La Chambre des représentants a donné son feu vert, à l’unanimité, au projet de loi n° 61.25 modifiant la loi n° 103.14 relative à la création de l’Agence nationale de la sécurité routière (NARSA). Adopté mardi en séance plénière, ce texte introduit un ajustement ciblé mais stratégique du régime de détachement des fonctionnaires, avec pour objectif de consolider les capacités humaines de l’Agence et d’assurer la continuité du service public.

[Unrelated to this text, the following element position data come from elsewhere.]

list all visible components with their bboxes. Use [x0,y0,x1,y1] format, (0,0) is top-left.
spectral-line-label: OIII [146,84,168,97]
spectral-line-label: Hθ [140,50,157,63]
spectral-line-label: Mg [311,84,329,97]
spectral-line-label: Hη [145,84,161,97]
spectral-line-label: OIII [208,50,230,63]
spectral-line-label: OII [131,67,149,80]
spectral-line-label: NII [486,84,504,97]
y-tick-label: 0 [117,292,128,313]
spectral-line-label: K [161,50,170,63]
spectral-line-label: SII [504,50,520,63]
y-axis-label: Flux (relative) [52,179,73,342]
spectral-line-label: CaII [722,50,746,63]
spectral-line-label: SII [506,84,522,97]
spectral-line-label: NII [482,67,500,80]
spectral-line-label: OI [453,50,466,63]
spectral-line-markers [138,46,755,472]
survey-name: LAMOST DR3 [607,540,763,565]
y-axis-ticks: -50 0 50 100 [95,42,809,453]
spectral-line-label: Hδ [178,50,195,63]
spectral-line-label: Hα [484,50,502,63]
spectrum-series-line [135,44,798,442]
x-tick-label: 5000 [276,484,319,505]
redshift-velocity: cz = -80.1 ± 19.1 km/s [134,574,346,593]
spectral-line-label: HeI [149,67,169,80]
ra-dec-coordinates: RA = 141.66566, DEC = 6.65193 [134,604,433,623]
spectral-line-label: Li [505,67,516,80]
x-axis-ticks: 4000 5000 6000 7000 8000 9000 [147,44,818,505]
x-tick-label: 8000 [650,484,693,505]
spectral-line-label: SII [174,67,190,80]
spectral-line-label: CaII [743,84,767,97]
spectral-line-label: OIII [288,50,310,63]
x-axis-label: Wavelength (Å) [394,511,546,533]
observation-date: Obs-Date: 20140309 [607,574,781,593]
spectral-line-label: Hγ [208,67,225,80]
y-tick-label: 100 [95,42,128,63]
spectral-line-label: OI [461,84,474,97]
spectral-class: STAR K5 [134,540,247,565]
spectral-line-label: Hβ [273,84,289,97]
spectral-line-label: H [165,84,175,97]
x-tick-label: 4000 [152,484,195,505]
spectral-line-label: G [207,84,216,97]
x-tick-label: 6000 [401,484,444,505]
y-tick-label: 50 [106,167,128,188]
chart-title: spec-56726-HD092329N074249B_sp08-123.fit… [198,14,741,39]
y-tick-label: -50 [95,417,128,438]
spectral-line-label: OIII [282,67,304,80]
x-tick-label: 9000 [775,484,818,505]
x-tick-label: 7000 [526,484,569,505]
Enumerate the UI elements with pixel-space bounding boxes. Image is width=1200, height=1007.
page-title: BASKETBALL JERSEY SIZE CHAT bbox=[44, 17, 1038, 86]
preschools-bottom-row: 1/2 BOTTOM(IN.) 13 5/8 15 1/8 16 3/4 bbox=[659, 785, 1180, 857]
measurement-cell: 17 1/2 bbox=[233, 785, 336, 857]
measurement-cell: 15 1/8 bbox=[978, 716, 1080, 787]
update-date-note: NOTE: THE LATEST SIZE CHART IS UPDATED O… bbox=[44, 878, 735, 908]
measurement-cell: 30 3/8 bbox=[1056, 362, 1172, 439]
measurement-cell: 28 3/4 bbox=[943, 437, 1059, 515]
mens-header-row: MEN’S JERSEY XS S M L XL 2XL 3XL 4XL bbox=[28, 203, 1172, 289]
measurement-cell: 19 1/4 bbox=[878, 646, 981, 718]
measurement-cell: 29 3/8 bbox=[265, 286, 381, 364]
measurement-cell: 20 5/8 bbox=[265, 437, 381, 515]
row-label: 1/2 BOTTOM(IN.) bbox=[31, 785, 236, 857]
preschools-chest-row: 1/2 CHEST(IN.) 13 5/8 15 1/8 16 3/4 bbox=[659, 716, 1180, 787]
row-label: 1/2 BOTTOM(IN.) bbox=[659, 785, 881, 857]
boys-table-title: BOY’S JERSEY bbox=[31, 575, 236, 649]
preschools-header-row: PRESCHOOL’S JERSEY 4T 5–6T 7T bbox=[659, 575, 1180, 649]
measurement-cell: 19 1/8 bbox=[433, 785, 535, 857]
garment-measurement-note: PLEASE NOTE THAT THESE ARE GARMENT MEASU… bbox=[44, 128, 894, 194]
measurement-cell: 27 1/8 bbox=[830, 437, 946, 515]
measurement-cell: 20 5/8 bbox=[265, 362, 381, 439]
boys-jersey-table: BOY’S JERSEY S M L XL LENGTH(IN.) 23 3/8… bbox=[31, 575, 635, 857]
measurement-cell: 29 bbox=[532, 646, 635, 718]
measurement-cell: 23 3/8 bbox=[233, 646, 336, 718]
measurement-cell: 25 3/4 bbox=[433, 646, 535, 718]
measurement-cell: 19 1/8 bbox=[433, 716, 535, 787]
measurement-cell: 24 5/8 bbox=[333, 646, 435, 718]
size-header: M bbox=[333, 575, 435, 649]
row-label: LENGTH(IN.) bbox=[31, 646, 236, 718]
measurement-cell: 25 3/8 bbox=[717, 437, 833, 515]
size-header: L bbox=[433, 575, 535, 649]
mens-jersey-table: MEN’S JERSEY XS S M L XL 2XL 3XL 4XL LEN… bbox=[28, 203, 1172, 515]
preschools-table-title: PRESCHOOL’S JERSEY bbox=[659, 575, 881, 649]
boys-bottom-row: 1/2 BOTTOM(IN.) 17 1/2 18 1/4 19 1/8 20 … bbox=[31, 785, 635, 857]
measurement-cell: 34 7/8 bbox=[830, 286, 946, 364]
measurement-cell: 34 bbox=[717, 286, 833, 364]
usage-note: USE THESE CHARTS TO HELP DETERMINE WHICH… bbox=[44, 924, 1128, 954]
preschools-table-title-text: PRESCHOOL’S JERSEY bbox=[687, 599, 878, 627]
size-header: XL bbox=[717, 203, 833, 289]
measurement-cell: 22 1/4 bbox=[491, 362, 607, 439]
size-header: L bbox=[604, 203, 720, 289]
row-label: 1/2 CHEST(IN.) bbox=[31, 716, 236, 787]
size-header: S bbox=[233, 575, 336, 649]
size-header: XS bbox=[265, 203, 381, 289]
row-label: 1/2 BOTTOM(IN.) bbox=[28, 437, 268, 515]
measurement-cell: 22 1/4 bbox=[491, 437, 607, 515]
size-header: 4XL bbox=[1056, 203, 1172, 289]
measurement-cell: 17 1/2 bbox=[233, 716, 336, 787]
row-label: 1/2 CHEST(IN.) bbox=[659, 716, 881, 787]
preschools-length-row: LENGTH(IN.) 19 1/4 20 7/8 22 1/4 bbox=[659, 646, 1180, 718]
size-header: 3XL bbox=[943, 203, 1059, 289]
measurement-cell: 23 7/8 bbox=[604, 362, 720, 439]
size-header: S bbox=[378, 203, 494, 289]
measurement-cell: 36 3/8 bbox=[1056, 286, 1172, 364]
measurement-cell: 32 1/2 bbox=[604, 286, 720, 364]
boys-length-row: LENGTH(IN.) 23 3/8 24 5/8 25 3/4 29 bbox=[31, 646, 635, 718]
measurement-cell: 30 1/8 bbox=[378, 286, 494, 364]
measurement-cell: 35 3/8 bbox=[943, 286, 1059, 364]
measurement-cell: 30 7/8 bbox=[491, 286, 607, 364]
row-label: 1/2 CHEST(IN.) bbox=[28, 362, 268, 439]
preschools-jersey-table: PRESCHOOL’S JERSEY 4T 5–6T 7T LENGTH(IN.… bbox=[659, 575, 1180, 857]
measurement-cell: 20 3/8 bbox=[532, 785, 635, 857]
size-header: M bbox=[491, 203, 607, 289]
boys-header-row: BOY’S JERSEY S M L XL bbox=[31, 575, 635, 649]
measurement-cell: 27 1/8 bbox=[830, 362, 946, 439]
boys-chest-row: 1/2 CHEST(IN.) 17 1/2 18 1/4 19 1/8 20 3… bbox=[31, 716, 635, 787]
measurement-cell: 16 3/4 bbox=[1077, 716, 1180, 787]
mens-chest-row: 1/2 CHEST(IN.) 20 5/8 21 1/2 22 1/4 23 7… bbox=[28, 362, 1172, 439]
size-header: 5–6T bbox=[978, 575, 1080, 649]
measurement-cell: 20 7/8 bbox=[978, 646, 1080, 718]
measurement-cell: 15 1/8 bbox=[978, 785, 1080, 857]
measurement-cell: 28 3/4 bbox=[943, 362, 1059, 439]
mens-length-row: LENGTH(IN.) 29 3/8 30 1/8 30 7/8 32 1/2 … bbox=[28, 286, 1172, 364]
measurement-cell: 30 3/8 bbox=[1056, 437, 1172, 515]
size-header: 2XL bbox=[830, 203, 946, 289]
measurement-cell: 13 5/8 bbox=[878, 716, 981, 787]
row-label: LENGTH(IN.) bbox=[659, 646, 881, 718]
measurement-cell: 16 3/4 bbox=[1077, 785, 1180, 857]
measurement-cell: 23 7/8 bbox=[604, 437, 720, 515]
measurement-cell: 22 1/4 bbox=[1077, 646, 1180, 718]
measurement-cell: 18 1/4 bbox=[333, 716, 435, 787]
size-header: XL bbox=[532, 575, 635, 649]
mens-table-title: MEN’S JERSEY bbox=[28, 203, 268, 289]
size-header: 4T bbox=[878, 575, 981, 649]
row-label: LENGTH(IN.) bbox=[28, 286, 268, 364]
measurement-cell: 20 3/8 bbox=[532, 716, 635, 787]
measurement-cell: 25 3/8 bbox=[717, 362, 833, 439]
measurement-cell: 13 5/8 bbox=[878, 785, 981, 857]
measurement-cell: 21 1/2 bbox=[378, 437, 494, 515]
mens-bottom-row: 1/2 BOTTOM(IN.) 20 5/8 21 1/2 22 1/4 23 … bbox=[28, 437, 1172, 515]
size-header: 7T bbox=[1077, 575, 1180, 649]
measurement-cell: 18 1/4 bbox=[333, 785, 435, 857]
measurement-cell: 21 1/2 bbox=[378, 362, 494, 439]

Présentant le projet devant les députés, le ministre de la Justice Abdellatif Ouahbi a mis en avant un besoin concret apparu au fil de l’application de la loi fondatrice de la NARSA. Le dispositif actuel, qui limite à une seule reconduction le détachement des fonctionnaires issus du département des transports, s’est révélé insuffisant face aux contraintes administratives rencontrées. Plusieurs dossiers d’intégration, pourtant déposés dans les délais légaux, n’ont pas pu être finalisés à temps, notamment en raison de procédures liées à l’avancement de grade ou à l’évaluation professionnelle.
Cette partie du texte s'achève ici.